Ryan tersenyum miring sembari melangkahkan kaki keluar ruang kelas.
***
Baru saja duduk di kursi kerajaannya, di ruang kerjanya. Ponsel Ryan berbunyi.
Flora memanggil ...
Kening Ryan menyernyit. Mengapa mantan istrinya itu menghubunginya.
Dengan malas, ibu jari Ryan menggeser tombol hijau di ponsel mahalnya itu.
"Iya." Sebuah sapaan singkat dari Ryan.
"Mas, kamu tega ya! Masa gak kasih aku tunjangan setiap bulan? Sebagai janda Ryan Mahajaya seorang CEO dan Dosen di berbagai Universitas masa sepeserpun aku gak dapat apa-apa?" teriak Flora di seberang sana sampai mengharuskan Ryan menjauhkan ponselnya dari telinga dan dia meringis karena bising.
"Tunjangan itu ada untuk istri yang baik, istri yang ketahuan selingkuh di depan mata untuk apa di kasih tunjangan?"
Seketika Flora terdiam.
"Tapi-"
"Apa selingkuhan kamu itu tidak sanggup membiayai gaya hidup kamu yang glamor? Kalau tidak sanggup kenapa mau tidur sama wanita seperti kamu? Ck!" potong Ryan.
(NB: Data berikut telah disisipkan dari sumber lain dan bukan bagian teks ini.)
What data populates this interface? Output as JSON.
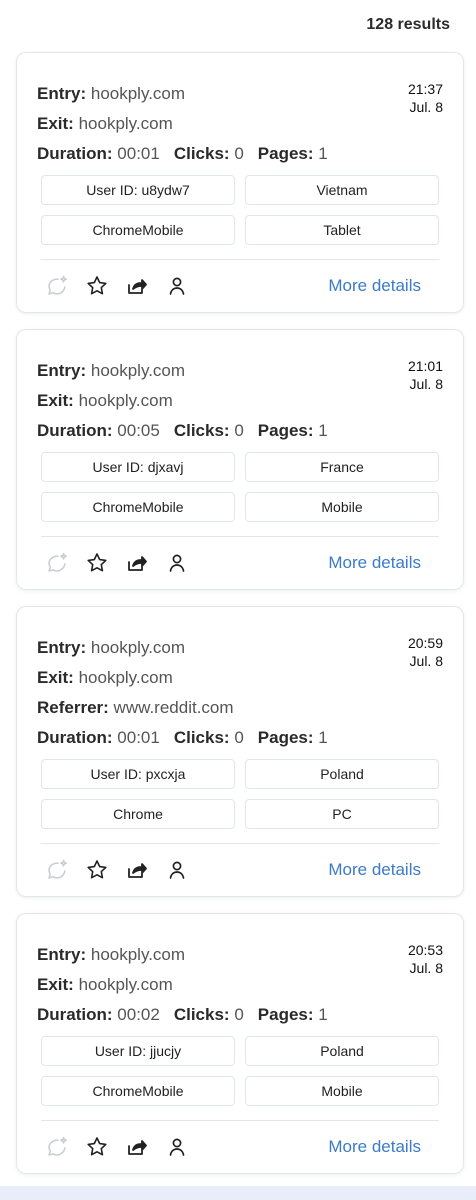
{
  "results_count": "128 results",
  "labels": {
    "entry": "Entry:",
    "exit": "Exit:",
    "referrer": "Referrer:",
    "duration": "Duration:",
    "clicks": "Clicks:",
    "pages": "Pages:",
    "more_details": "More details"
  },
  "icons": [
    "speech-bubble-sparkle-icon",
    "star-icon",
    "share-icon",
    "user-icon"
  ],
  "accent_color": "#3b7bc8",
  "sessions": [
    {
      "time": "21:37",
      "date": "Jul. 8",
      "entry": "hookply.com",
      "exit": "hookply.com",
      "duration": "00:01",
      "clicks": "0",
      "pages": "1",
      "user_id": "User ID: u8ydw7",
      "country": "Vietnam",
      "browser": "ChromeMobile",
      "device": "Tablet"
    },
    {
      "time": "21:01",
      "date": "Jul. 8",
      "entry": "hookply.com",
      "exit": "hookply.com",
      "duration": "00:05",
      "clicks": "0",
      "pages": "1",
      "user_id": "User ID: djxavj",
      "country": "France",
      "browser": "ChromeMobile",
      "device": "Mobile"
    },
    {
      "time": "20:59",
      "date": "Jul. 8",
      "entry": "hookply.com",
      "exit": "hookply.com",
      "referrer": "www.reddit.com",
      "duration": "00:01",
      "clicks": "0",
      "pages": "1",
      "user_id": "User ID: pxcxja",
      "country": "Poland",
      "browser": "Chrome",
      "device": "PC"
    },
    {
      "time": "20:53",
      "date": "Jul. 8",
      "entry": "hookply.com",
      "exit": "hookply.com",
      "duration": "00:02",
      "clicks": "0",
      "pages": "1",
      "user_id": "User ID: jjucjy",
      "country": "Poland",
      "browser": "ChromeMobile",
      "device": "Mobile"
    }
  ]
}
Ryan sudah bisa menebak betapa geramnya Flora di serang sana ketika mengetahui surat cerainya sudah keluar tapi dia tidak mendapat hak-hak-nya sebagai mana yang dia tuntut di pengadilan agama beberapa bulan lalu.
Tunjangan mantan istri setiap bulannya Limapuluh Juta Rupiah. Selamanya bukan hanya di masa idah saja. Hanya orang tidak waras yang menuntut hak seperti itu. Terlebih Flora tertangkap basah selingkuh dengan rekan bisnisnya sendiri di kamar rumah Ryan.
--
"Suami kamu kapan pulang, Flo?" tanya Dhika-rekan bisnis Flora.
"Ck! Bisa gak sih, jangan bahas dia?" Flora berdecak kesal.
Ryan yang saat itu sedang tugas ke daerah memantau mahasiswa yang sedang KKN baru bisa pulang beberapa hari lagi, tapi siapa sangka hari ini Ryan pulang karena sekalian memberi laporan pada kampus.
Kening Ryan menyernyit ketika mobilnya terhenti tepat di depan rumahnya, ada mobil sang istri terparkir. Tadi Flora memberitahunya kalau dia sedang rapat dan tidak bisa di ganggu. Tapi kenapa sekarang ada mobilnya di rumah.
Rasa curiga Ryan bertambah besar ketika dia melihat sepatu pria di luar. Perlahan dia masuk ke dalam. Bertemu dengan pelayan rumahnya, Ryan memberi isyarat agar tidak berisik. Melanjutkan langkah kakinya, menaiki anak tangga menuju kamar utama rumah itu. Kamar Ryan dan Flora.
"Ahhh ... terus, Dhika ... terus ...," erang Flora yang sedang bersetubuh dengan Dhika, pria itu Ryan kenal baik sebagai rekan bisnis istrinya.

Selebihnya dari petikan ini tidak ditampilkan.